Die Wahrheit kann ein Raubtier sein
„Verleger wird man wahrscheinlich, wenn man die Bücher, die man gerne lesen würde, nirgends findet.“ mutmaßte Florian Neuner in seinem Portrait der Corvinus Presse. Die dort erscheinenden Bücher sind wie Flugschriften aus einer anderen Zeit und einer anderen Welt und sind doch Gegenwart, die sagt, wir dürfen uns mühen und liebevoll umgehen mit unseren Dingen. Es ist längst nicht verboten beteiligt zu sein, an dem was man tut. Ein Buch ist mehr als ein gedrucktes Element. Es ist der Ort eines elementaren Geschehens.
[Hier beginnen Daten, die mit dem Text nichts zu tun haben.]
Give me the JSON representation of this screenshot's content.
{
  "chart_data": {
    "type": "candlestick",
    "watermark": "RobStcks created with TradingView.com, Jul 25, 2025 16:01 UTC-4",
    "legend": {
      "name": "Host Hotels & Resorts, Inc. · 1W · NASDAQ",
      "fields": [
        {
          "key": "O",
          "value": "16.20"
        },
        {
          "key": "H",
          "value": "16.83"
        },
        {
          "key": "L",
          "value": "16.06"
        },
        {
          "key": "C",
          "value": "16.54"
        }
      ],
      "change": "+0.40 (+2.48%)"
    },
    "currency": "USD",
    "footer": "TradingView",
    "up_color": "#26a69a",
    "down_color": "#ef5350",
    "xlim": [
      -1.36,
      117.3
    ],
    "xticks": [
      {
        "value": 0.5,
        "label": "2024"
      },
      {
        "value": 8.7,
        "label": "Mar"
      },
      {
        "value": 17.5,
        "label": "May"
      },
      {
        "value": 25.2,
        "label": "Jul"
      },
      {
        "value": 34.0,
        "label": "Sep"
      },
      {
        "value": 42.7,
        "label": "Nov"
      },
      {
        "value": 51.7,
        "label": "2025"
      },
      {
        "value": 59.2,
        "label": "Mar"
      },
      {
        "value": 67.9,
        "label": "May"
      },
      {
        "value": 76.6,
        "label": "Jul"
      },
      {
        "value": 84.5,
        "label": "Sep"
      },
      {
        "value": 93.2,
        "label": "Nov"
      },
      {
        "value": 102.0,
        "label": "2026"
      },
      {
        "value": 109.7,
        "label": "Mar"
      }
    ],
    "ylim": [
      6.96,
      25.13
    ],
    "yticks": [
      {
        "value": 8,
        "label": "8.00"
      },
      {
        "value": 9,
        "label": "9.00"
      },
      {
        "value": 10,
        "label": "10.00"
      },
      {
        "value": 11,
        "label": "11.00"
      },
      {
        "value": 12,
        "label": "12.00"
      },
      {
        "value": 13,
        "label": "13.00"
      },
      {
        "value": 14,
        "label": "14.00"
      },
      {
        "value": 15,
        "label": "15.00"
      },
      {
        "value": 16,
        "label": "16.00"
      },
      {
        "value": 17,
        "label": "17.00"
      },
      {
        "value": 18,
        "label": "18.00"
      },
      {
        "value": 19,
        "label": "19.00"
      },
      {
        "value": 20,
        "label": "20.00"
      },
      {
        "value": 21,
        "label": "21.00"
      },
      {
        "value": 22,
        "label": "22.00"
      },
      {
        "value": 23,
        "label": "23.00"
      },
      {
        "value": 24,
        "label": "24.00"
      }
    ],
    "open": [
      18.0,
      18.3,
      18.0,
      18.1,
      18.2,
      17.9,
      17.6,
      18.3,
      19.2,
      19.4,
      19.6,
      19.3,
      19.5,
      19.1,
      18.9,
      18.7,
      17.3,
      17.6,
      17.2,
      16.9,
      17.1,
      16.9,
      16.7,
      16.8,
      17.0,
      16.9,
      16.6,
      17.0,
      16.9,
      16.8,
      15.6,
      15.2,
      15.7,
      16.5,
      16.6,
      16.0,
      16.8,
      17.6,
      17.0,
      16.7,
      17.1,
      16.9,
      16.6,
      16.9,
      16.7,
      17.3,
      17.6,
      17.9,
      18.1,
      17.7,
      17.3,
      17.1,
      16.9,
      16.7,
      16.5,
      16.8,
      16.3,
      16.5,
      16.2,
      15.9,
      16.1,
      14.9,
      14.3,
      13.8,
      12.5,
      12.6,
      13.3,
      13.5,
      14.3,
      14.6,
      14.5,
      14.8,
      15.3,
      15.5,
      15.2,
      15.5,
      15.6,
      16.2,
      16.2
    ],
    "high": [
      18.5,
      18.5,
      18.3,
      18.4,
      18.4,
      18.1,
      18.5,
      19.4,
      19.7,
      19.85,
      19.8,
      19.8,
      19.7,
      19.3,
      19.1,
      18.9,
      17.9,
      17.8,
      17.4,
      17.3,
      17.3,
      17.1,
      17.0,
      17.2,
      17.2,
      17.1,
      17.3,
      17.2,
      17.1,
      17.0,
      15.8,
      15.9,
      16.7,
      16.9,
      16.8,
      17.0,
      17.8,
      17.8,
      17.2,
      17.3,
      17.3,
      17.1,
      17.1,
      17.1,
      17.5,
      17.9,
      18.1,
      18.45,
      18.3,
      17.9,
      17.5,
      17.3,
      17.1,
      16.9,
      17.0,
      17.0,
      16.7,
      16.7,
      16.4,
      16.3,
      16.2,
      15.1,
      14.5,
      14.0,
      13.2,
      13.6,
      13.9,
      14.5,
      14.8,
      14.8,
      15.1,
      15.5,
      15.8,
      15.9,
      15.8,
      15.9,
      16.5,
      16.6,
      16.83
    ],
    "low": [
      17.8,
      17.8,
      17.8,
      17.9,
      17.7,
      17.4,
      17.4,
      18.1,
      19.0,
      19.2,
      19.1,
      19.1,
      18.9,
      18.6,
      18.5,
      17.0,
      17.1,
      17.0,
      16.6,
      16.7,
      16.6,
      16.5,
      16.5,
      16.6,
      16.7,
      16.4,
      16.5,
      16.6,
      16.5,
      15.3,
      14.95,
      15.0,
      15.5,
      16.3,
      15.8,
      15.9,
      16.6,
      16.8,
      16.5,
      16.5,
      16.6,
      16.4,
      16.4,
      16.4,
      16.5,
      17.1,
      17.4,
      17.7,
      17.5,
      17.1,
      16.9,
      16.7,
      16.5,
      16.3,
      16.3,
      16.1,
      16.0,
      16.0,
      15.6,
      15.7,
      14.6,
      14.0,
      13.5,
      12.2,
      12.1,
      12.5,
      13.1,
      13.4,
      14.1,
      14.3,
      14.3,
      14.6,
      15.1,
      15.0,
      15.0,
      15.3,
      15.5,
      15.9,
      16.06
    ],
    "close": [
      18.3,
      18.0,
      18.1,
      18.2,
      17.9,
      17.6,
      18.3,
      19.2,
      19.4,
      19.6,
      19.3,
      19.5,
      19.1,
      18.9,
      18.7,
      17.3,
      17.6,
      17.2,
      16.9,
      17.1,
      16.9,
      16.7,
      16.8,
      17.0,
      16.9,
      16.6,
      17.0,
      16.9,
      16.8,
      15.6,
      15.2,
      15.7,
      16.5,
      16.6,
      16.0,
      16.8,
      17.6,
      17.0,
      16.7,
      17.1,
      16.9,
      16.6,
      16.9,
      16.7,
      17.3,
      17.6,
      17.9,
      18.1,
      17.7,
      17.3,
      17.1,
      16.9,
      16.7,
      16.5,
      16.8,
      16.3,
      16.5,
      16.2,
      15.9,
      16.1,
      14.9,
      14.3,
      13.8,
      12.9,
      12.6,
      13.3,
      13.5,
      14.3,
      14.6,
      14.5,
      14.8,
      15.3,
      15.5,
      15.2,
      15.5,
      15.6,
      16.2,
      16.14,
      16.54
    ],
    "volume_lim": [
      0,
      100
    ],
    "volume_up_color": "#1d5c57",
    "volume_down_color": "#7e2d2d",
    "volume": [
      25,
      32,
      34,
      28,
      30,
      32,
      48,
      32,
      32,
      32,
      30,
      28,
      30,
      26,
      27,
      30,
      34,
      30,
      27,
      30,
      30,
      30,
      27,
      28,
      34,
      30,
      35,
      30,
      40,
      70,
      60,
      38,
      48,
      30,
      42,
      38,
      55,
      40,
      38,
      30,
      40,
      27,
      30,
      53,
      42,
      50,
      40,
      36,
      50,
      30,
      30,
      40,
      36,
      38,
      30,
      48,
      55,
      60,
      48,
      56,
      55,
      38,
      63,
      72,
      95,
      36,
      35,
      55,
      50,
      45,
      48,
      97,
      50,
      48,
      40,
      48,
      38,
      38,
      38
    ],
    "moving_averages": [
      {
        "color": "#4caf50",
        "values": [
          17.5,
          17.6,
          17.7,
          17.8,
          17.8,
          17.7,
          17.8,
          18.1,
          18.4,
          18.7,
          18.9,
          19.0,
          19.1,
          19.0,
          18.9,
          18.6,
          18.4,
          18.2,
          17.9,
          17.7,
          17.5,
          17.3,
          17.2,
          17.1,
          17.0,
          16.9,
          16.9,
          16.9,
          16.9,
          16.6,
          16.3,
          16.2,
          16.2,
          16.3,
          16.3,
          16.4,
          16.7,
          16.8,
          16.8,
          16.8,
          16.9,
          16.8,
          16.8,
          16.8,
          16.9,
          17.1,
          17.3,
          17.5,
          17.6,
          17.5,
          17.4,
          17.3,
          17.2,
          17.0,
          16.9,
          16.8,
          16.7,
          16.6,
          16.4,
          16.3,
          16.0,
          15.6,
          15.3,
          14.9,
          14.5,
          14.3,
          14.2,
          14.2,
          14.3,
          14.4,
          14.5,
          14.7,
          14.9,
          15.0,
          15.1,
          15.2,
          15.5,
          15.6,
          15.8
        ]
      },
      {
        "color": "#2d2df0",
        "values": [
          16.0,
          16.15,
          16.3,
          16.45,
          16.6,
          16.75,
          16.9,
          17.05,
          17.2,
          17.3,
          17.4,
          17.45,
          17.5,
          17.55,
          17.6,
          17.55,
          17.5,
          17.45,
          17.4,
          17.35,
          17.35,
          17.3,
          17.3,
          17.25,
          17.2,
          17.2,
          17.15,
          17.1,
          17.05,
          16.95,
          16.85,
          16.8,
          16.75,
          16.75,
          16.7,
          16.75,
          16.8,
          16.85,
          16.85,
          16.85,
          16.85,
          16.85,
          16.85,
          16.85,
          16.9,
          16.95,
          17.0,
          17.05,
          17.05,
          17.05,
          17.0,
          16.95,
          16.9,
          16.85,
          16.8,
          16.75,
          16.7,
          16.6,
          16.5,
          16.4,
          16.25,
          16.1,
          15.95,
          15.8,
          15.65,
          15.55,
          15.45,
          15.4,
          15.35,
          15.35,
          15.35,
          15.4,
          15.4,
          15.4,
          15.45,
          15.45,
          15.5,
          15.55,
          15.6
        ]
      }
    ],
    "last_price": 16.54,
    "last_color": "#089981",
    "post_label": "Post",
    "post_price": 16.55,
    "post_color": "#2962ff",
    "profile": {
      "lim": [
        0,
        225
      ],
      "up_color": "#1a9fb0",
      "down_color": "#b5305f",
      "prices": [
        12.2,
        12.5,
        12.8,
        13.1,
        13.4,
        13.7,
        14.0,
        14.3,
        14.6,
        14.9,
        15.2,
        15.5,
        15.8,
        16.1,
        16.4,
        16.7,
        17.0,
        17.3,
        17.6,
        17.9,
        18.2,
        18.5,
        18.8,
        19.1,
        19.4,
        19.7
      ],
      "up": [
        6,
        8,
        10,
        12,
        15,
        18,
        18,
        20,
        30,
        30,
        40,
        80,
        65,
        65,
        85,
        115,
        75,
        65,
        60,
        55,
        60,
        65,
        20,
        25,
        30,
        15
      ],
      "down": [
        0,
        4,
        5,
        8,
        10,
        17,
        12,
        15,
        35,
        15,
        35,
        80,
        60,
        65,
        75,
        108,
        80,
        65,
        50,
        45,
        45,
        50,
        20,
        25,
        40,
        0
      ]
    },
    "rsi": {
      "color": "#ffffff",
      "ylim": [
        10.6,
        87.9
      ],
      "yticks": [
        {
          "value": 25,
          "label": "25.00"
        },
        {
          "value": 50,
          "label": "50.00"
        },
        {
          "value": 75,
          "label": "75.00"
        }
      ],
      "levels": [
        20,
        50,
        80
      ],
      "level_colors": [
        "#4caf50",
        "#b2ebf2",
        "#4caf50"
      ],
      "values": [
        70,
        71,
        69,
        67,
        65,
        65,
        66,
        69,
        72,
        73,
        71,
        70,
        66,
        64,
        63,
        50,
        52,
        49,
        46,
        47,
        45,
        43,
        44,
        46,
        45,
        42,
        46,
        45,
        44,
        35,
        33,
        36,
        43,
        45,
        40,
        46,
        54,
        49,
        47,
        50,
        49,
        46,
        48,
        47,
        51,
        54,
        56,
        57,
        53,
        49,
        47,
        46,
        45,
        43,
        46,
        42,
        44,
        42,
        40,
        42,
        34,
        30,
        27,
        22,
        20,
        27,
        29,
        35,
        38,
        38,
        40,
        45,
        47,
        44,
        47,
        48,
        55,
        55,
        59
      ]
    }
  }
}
Die handgesetzten Ausgaben der Corvinus Presse mit Originalgrafik und Signaturen der beteiligten Künstler und/oder Autoren sind Ereignisse, das spürt man. Wenn Hendrik Liersch einen Autor ausgräbt, ihn anschreibt und zur Mitarbeit einlädt, wenn er ein Paket mit Texten durcharbeitet und daraus eine Essenz konzentriert, einen Künstler hinzu auf den Plan ruft und Format und Umfang, Papier und Farben imaginiert, dann sind das sehr persönliche Ereignisse, die sich als Buch niederschlagen, das keinem anderen Gedanken etwas schuldet als dem nach der Lust auf genau dieses Buch.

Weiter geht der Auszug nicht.